Quando eu estava pensando no convite, me ocorreu que 45 é justamente quando acaba o primeiro tempo e esse não só virou o tema da minha festa (Fe's Halftime Show), mas também um motivo de reflexão.
Pensa comigo, se a vida fosse uma partida de futebol, aos 45 seria o intervalo. É quando termina o primeiro tempo do jogo, o time sai de campo, bebe uma água, recupera o fôlego e se prepara física e emocionalmente para começar o segundo tempo.

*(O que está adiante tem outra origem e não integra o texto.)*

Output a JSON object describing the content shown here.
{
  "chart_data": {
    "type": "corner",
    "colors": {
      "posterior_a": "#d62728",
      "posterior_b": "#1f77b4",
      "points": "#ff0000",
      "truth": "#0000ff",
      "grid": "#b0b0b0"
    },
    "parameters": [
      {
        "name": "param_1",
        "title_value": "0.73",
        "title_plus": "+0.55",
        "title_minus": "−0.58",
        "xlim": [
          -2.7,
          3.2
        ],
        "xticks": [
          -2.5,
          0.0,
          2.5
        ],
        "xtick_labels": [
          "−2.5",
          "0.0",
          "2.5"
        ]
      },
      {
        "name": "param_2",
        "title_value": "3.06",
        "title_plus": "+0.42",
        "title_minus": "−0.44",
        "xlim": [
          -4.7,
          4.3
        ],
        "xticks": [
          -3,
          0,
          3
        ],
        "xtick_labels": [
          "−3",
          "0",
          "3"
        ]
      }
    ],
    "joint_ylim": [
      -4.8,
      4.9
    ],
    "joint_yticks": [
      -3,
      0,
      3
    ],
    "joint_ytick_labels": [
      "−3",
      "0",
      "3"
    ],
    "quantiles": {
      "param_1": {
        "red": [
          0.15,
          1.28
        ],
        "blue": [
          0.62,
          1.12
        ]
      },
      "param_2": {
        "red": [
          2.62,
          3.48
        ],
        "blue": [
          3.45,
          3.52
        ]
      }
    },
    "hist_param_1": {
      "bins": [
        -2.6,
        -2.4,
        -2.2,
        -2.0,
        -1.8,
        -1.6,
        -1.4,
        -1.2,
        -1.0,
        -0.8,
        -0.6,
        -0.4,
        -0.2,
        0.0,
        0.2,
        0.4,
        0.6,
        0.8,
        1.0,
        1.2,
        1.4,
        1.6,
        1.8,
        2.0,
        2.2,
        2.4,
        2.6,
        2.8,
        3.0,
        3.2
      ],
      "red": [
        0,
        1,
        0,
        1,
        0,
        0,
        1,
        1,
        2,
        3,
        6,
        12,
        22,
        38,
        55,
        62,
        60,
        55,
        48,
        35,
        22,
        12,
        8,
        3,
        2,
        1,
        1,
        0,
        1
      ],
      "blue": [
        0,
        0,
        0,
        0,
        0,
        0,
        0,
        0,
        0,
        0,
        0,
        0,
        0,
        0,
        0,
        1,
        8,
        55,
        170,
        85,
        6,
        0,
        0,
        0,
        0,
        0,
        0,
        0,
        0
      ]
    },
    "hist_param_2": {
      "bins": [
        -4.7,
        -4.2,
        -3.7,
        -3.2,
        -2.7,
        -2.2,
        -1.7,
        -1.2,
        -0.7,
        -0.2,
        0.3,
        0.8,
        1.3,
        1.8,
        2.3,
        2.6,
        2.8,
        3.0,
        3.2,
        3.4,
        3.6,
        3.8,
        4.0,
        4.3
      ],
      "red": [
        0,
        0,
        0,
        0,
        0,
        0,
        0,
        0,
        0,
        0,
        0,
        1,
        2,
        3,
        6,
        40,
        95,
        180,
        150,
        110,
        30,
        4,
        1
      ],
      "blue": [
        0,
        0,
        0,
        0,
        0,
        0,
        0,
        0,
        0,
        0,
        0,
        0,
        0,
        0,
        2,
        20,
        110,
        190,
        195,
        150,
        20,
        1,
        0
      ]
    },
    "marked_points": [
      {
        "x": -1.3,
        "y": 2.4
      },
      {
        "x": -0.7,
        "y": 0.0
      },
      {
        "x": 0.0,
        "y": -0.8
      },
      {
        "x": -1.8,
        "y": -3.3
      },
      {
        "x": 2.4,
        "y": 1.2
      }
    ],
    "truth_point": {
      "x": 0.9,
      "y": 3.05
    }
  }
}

Se o time está jogando bem e marcando gols, tem que manter a estratégia para garantir o resultado. Se está jogando mal, precisa rever o que não está funcionando, fazer as substituições necessárias e se recompor para tentar reverter nos 45 minutos restantes.
A diferença é que no jogo a gente sabe que os 90 minutos são garantidos, não importa o que aconteça. Na vida, nós só temos os 45 anos que já passaram e a esperança de podermos jogar a segunda metade pelo máximo de tempo que conseguirmos.
Para mim, é exatamente isso que os 45 estão parecendo: um intervalo entre o primeiro e o segundo tempo.
Um misto de limbo em que sinto eu sou jovem demais para ser velha e velha demais para ser jovem e uma vontade imensa de fazer essa segunda metade valer cada minuto, já que o primeiro tempo foi muito bem jogado.
Apita o árbitro e começa o segundo tempo!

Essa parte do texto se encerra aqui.